Holmberg, who first met Larsson at a science-fiction convention in the 1970s, said his friend had finished the beginning and the end of the story.

"Did you know that 134 people live in Sachs Harbour, whose only contact with the world is a postal plane twice a week when the weather permits?" Larsson wrote. "But there are 48,000 musk-ox and 80 different types of wildflowers that bloom during two weeks in early July, as well as an estimated 1,500 polar bears."

He says the author probably had a detailed outline of the story among his notes, making it possible for someone such as Gabrielsson — who worked closely with Larsson on the first three books — to complete the manuscript.

However, Holmberg points out that completing the story would have to be done soon so it doesn't become just a "historic curiosity."

"The risk ... is that it turns into one of those idiotic things like 'The Mystery of Edwin Drood,' " he said, referring to Charles Dickens' half-finished final work that many other writers tried to complete after his death.

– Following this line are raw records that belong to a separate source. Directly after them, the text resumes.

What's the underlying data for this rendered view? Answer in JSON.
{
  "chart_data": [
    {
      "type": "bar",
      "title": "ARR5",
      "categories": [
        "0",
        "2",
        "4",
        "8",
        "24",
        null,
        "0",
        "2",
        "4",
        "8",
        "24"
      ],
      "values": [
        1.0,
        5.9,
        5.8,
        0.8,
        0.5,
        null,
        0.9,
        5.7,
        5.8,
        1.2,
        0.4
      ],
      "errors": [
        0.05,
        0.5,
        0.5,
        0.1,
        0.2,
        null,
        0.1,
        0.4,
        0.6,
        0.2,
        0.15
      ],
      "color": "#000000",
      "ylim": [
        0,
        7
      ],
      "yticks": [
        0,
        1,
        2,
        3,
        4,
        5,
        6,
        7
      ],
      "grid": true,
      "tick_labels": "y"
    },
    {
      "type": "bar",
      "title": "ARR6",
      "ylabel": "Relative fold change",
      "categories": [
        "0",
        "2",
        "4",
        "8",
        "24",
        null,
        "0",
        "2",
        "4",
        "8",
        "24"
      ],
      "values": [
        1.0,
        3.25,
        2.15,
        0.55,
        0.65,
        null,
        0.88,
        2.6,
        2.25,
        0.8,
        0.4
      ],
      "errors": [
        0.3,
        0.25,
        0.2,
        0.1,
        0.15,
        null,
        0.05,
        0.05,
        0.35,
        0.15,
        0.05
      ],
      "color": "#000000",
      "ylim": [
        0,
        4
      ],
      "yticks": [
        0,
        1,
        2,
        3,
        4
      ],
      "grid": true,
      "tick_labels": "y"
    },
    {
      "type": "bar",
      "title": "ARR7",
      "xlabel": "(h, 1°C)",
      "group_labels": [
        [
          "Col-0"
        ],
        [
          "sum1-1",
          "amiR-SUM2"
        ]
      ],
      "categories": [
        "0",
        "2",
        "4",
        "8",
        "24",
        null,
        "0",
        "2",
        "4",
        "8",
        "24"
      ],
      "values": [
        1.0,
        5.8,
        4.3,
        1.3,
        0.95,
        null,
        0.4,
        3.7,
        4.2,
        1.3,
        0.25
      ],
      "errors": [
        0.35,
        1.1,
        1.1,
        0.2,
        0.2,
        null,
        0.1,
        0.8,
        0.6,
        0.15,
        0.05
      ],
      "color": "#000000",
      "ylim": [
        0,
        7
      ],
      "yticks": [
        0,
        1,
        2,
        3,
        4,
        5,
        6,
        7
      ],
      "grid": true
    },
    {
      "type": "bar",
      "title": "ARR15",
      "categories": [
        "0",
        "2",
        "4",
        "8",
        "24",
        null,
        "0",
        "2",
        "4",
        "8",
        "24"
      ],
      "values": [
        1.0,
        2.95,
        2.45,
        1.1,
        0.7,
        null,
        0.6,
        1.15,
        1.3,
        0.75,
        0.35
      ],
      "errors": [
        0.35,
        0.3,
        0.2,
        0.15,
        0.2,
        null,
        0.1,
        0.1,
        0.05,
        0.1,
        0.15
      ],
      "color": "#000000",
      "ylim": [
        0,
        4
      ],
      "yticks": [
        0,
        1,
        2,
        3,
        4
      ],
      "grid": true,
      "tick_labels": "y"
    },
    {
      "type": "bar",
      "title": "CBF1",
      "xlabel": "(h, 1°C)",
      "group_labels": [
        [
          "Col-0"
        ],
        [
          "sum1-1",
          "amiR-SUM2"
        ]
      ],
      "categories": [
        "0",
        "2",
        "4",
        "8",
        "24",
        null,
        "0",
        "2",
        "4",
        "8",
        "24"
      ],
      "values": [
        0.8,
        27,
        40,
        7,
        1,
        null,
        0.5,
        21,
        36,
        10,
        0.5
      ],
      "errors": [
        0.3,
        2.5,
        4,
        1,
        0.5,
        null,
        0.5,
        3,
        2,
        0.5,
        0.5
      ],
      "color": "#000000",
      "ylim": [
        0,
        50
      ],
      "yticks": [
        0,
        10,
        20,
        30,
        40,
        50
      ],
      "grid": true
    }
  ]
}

For publisher Norstedts, getting the last book out in print could be a gold mine. Larsson's trilogy about a darker side of Sweden, where a tattooed computer hacker and journalist get entangled in murder mysteries, sex-trafficking scandals and secret government units, has sold more than 30 million copies worldwide and is selling more than 50,000 copies a day in the United States. A Swedish-language film of "The Girl With the Dragon Tattoo" came out last year and was a surprise hit. Filming begins next year on a Hollywood remake. The adaptation of the second book, "The Girl Who Played With Fire," is in theaters now.

Gabrielsson — who is involved in a thorny conflict with the author's father and brother, Erland and Joakim Larsson — initially acknowledged she had the laptop containing the fourth manuscript. However, in an interview with Swedish tabloid Aftonbladet in June, Gabrielsson said she doesn't want to see any other book in the Millennium series published and said she does not have the manuscript. Joakim Larsson said in an e-mail that he doesn't know where it is now.